In the Centre for Vocational Education Research (CVER) report published today we look at Britain’s training trends over the last decades. While, by international standards, training participation is relatively high in the country, there have been concerns around quality and ongoing skills gaps. There has also been a general decline in job-related training in the last 20 years: data from the Office for National Statistics’ Labour Force Survey reveals that the proportion of private-sector workers in job-related training fell from almost 12 per cent in 2001 to 10 per cent in 2019.  The drop has been particularly pronounced among younger and more educated workers who had always enjoyed far greater training participation: among degree holders the training rate declined from 20 per cent to 13 per cent. In contrast, low-skilled workers and workers with part-time or self-employed working arrangements have consistently received very low levels of training. Additionally, we find that training duration has been declining over the years.

Publicly-funded training programmes – notably apprenticeships – have grown in importance in England in recent decades. Relying on government administrative data (from the Individualised Learner Record) we examine trends in apprenticeship participation over the last two decades: thanks to a large increase in apprenticeship starts, the share of workers participating in apprenticeships has grown from about 0.8 per cent in 2003 to 1.7 per cent in 2017. But, since 2007, much of this growth can be accounted for by the expansion of adult apprenticeships; and the expansion in apprenticeship numbers has been associated with a sharp drop in their duration since 2003.

Finally, our analysis of employers’ responses in the Employers Skills Survey reveals that, while the reported training participation has been constant between 2011 and 2017, the number of training days and training expenditure per trained employee has fallen by 18 per cent and 17 per cent respectively.

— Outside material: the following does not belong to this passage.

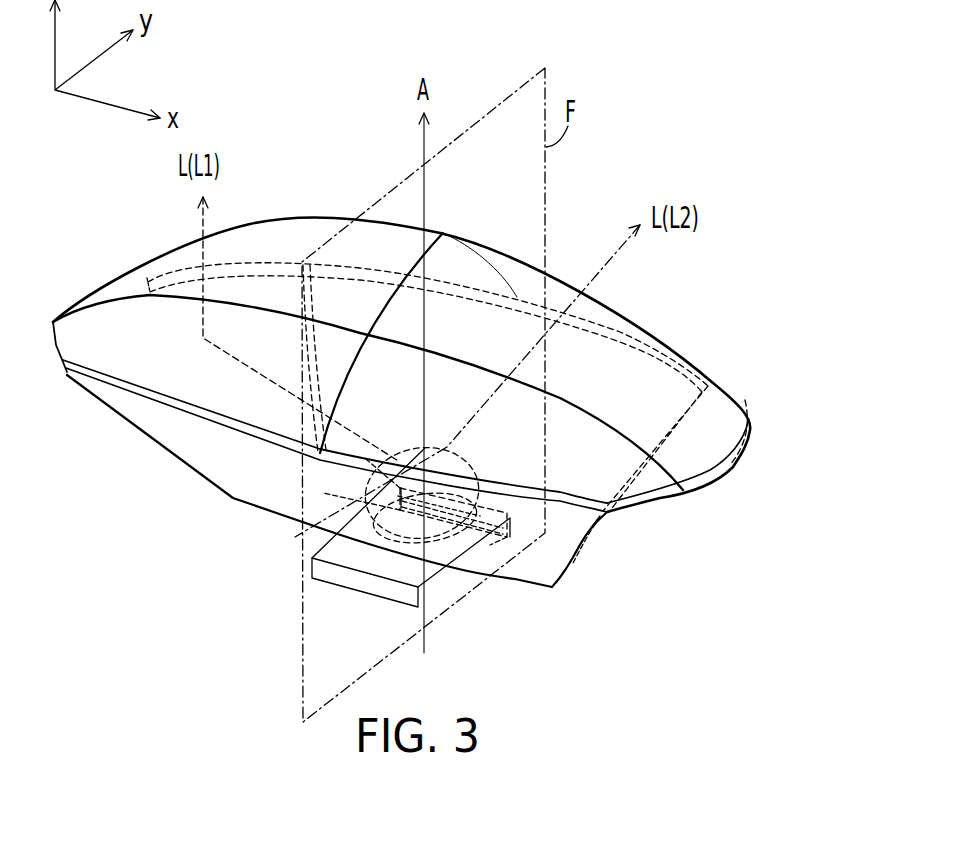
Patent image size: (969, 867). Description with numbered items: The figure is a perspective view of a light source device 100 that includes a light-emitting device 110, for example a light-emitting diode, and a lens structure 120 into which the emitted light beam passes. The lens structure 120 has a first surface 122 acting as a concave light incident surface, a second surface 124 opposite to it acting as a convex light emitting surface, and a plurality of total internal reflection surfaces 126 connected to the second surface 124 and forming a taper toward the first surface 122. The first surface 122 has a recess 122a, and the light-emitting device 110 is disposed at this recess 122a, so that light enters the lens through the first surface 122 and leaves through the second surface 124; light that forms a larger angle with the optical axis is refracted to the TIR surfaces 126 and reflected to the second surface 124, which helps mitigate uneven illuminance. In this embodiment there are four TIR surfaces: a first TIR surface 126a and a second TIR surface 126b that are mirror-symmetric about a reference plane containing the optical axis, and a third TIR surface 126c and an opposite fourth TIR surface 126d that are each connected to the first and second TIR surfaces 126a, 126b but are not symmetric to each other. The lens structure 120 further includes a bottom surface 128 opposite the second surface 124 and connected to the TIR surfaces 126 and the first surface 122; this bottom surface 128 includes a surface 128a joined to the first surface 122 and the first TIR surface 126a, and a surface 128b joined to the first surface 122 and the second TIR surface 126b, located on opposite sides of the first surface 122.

Overall, our analysis of the recent trends in job-related training participation and training quality confirms that action is needed to readdress a worrying decline. However, there are some indications that firms may be reluctant or incapable to invest more in their employees’ training due to concerns about returns to training (especially training in increasingly important transferable skills) and tightening financial budgets. In our report we sketch out some ideas for how the government can step in and provide firms with the right incentives:

  • Human capital tax credits: Akin to existing R&D tax credits, they would incentivise investment in workforce training by offering a tax relief to financially constrained firms. This could be piloted in sectors where displacement has been particularly acute, or anticipated (eg greening the car industry).
  • A more broadly defined apprenticeship levy: In its current version the levy risks favouring training of more experienced workers rather than young people (for whom apprenticeships may be more adequate). Reforms should be considered to target younger workers with apprenticeships while broadening the use of levied funds for adult workers.
  • Further devolution of skills policy: Further devolution of apprenticeship and training policy should be considered where better local knowledge of skills gaps can increase its effectiveness.
  • Job creation and retraining schemes: Embedding re-skilling or up-skilling in new programmes of job creation, including those associated with net-zero-aligned investments – with stronger incentives for businesses and support for individuals.